Les époux [R] ont dû par ailleurs exposer des frais d'honoraires d'huissier de justice non tarifés rendus nécessaires pour la mise en oeuvre de la procédure d'expulsion, distincts des honoraires tarifés de la procédure d'expulsion inclus dans la condamnation aux dépens prononcée par l'arrêt du 15 mars 2022, soit, selon décompte de l'huissier du 26 septembre 2023 au titre des frais et honoraires à la charge du créancier, la somme de 2 182,50 euros TTC correspondant aux diligence suivantes :
- honoraires et représentation devant la commission des expulsions : 200 euros
- honoraires au titre de la gestion de l'expulsion : 350 euros
- honoraires exceptionnels pour gestion dossier
complexe : 1000 euros
- procès-verbal de constat du 16 juin 2023 : 632,50 euros
Les époux [N] seront donc condamnés, au titre de la liquidation de l'astreinte prononcée par l'arrêt du 15 mars 2022, au paiement de la somme de 10 120,50 euros (5 898 + 2 040 + 2 182,50), correspondant à l'indemnité compensatrice de leur préjudice.
Sur les autres demandes
La disposition du jugement attaqué ayant fixé une nouvelle astreinte provisoire sera réformée, celle-ci étant devenue sans objet.
Les époux [R] demandent par ailleurs la condamnation des époux [N] au paiement d'une somme de 510 euros par mois au titre des frais de garde-meuble de leur mobilier à compter du 18 octobre 2023 et jusqu'à la date à laquelle ceux-ci auront repris, à leurs frais et au siège de la société Atout Frêt, possession de leurs meubles et effets personnels qui s'y trouvent entreposés.

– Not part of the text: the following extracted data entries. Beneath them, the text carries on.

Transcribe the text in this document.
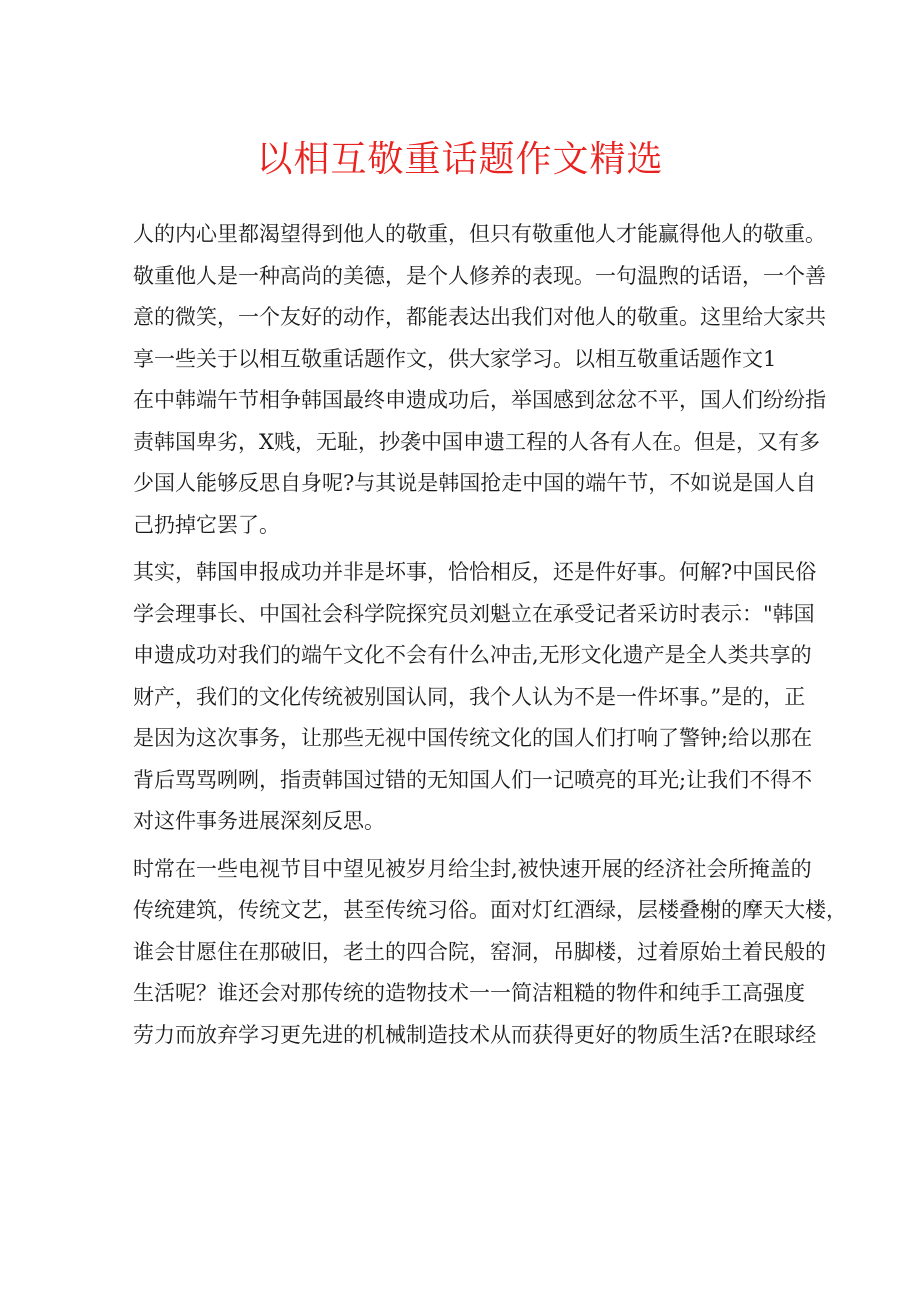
以相互敬重话题作文精选
人的内心里都渴望得到他人的敬重，但只有敬重他人才能赢得他人的敬重。
敬重他人是一种高尚的美德，是个人修养的表现。一句温煦的话语，一个善
意的微笑，一个友好的动作，都能表达出我们对他人的敬重。这里给大家共
享一些关于以相互敬重话题作文，供大家学习。以相互敬重话题作文1
在中韩端午节相争韩国最终申遗成功后，举国感到忿忿不平，国人们纷纷指
责韩国卑劣，X贱，无耻，抄袭中国申遗工程的人各有人在。但是，又有多
少国人能够反思自身呢?与其说是韩国抢走中国的端午节，不如说是国人自
己扔掉它罢了。
其实，韩国申报成功并非是坏事，恰恰相反，还是件好事。何解?中国民俗
学会理事长、中国社会科学院探究员刘魁立在承受记者采访时表示："韩国
申遗成功对我们的端午文化不会有什么冲击,无形文化遗产是全人类共享的
财产，我们的文化传统被别国认同，我个人认为不是一件坏事。”是的，正
是因为这次事务，让那些无视中国传统文化的国人们打响了警钟;给以那在
背后骂骂咧咧，指责韩国过错的无知国人们一记喷亮的耳光;让我们不得不
对这件事务进展深刻反思。
时常在一些电视节目中望见被岁月给尘封,被快速开展的经济社会所掩盖的
传统建筑，传统文艺，甚至传统习俗。面对灯红酒绿，层楼叠榭的摩天大楼，
谁会甘愿住在那破旧，老土的四合院，窑洞，吊脚楼，过着原始土着民般的
生活呢？谁还会对那传统的造物技术一一简洁粗糙的物件和纯手工高强度
劳力而放弃学习更先进的机械制造技术从而获得更好的物质生活?在眼球经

Il n'y a cependant pas matière à statuer en l'état sur cette demande en paiement des frais de garde-meubles au-delà de la période du 18 octobre 2023, les époux [R] disposant des voies de droit appropriées des articles L. 433-1 et suivants du code des procédures civiles d'exécution afin qu'il soit statué sur le sort des meubles et des frais qu'ils ont exposés.
Il n'y a enfin pas matière à application des dispositions de l'article 700 du code de procédure civile au bénéfice de quiconque, tant en première instance qu'en cause d'appel.
PAR CES MOTIFS, LA COUR :
Infirme le jugement rendu le 2 mars 2023 par le juge de l'exécution de Saint-Nazaire, sauf en ce qu'il a rejeté la demande de liquidation de l'astreinte provisoire prononcée par la cour d'appel de Rennes le 15 mars 2022, et les demandes au titre de l'article 700 du code de procédure civile ;
Fixe à la date du 14 juin 2023, la libération de l'immeuble situé [Adresse 4] à [Localité 6] de tout bien et occupant du chef des époux [N] ;
Liquide l'astreinte provisoire prononcée par l'arrêt de la cour d'appel de Rennes du 15 mars 2022 à la somme de 10 120,50 euros ;
En conséquence, condamne M. [E] [N] et Mme [K] [U] épouse [N] à payer à M. [C] [R] et Mme [I] [T] épouse [R] la somme de 10 120,50 euros ;
Dit n'y avoir lieu à application de l'article 700 du code de procédure civile ;
Condamne M. [E] [N] et Mme [K] [U] épouse [N] aux dépens de première instance et d'appel ;
Accorde à l'avocat postulant des époux [R] le bénéfice de l'article 699 du code de procédure civile ;
Rejette toutes autres demandes contraires ou plus amples.